氷酢酸は酢酸濃度が全然違っていて96%以上です。触ると濃塩酸をさわったときのようにやけどするとても危険な化学薬品です。ですので、ネットで氷酢酸を使った藍染の色止めが紹介されているケースがありますが、真似しないほうがいいようには思います。濃度が30%程度の酢酸も手袋をはめるなどして使う必要があるようですので、注意してください。

塩を使った方法

藍染は他にも塩を使う方法もあります。塩は塩化ナトリウムが遷移に色を定着させる効果があるようで、その性質を利用します。手でひとつかみほど入れて酢のときと同じ要領でやります。

塩と酢を使う方法

酢と塩を両方使う場合もあります。

専用の薬剤を使う方法

お勧めなのは専用の薬剤を使う方法です。剣道用具店で売られているのは藍止という商品。販売元の説明によると、水6Lに対して藍止液1本(100ml)を入れて30分漬け込んだ後、約一週間ほど乾かせばOKです。
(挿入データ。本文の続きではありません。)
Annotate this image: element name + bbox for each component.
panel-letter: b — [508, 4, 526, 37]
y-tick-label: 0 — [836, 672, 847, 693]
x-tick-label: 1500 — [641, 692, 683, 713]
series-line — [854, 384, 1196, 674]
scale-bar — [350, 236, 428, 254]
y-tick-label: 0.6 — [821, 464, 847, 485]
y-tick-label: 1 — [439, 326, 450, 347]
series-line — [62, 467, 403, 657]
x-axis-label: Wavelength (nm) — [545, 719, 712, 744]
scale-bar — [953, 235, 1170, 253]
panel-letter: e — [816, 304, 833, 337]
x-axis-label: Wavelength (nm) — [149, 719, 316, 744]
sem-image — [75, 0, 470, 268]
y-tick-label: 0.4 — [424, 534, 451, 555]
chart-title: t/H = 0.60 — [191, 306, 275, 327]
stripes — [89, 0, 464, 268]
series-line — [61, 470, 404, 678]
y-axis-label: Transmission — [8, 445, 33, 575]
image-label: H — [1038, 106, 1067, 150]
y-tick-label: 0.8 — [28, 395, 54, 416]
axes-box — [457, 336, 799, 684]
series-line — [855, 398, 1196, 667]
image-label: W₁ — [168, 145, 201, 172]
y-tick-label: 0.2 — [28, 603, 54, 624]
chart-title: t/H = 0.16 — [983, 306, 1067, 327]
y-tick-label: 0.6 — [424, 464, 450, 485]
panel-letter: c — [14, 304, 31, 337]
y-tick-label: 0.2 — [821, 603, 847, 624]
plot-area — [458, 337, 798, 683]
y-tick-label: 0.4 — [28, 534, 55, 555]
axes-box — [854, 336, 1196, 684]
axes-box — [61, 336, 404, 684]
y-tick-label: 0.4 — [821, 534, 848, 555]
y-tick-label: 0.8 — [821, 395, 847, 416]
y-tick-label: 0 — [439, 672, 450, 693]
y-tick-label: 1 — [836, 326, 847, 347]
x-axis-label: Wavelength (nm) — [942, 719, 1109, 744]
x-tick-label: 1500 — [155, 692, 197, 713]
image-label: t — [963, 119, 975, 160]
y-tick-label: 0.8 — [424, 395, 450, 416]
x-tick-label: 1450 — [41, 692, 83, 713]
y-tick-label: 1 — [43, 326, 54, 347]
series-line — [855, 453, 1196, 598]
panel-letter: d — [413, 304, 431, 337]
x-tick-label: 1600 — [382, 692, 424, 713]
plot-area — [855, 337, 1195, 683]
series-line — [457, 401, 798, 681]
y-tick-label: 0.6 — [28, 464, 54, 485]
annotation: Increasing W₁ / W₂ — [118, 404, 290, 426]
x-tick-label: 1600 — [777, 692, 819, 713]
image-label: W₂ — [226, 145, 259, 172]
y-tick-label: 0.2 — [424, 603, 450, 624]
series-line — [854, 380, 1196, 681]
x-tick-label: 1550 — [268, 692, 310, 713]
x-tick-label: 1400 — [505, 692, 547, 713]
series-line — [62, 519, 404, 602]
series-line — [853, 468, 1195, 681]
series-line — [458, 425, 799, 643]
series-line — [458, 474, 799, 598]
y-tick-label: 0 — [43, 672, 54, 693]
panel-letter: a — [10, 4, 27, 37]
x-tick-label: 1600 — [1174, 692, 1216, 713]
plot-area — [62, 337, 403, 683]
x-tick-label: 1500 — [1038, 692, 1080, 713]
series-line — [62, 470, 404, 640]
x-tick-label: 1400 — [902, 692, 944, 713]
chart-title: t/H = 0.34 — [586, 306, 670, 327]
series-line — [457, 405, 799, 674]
また、絹や綿の藍染の色止めに使われる薬品にレヂノールSNというものがあります。こちらは水1リットルに10~20ml加え、5分間漬けるだけでOKです。

成分が分かりませんのでなんとも言えませんが、価格は多少高くなりますが、剣道用の商品を使ったほうが無難かとは思います。

まとめ

以上のように道着や袴は素材を分けて用意しておくといいと思います。綿の場合には最初に手間があり、使っているときにもテトロンなどと比べても手間ですが、それだけ良い味を出すものです。ここぞというときに使えるようにしておくといいと思いますね。

なお、素材によって変わってきますが、剣道を続けていく上で道着や袴のメンテナンスは必要不可欠なものです。洗濯も必要ですね。

強くなればなるほど遠征の機会も増えると思いますのでお子様がご自分でできるようになるのが理想ですね。正座して道着や袴を畳む姿は凛として美しいもの。我が子の姿に感激することでしょう。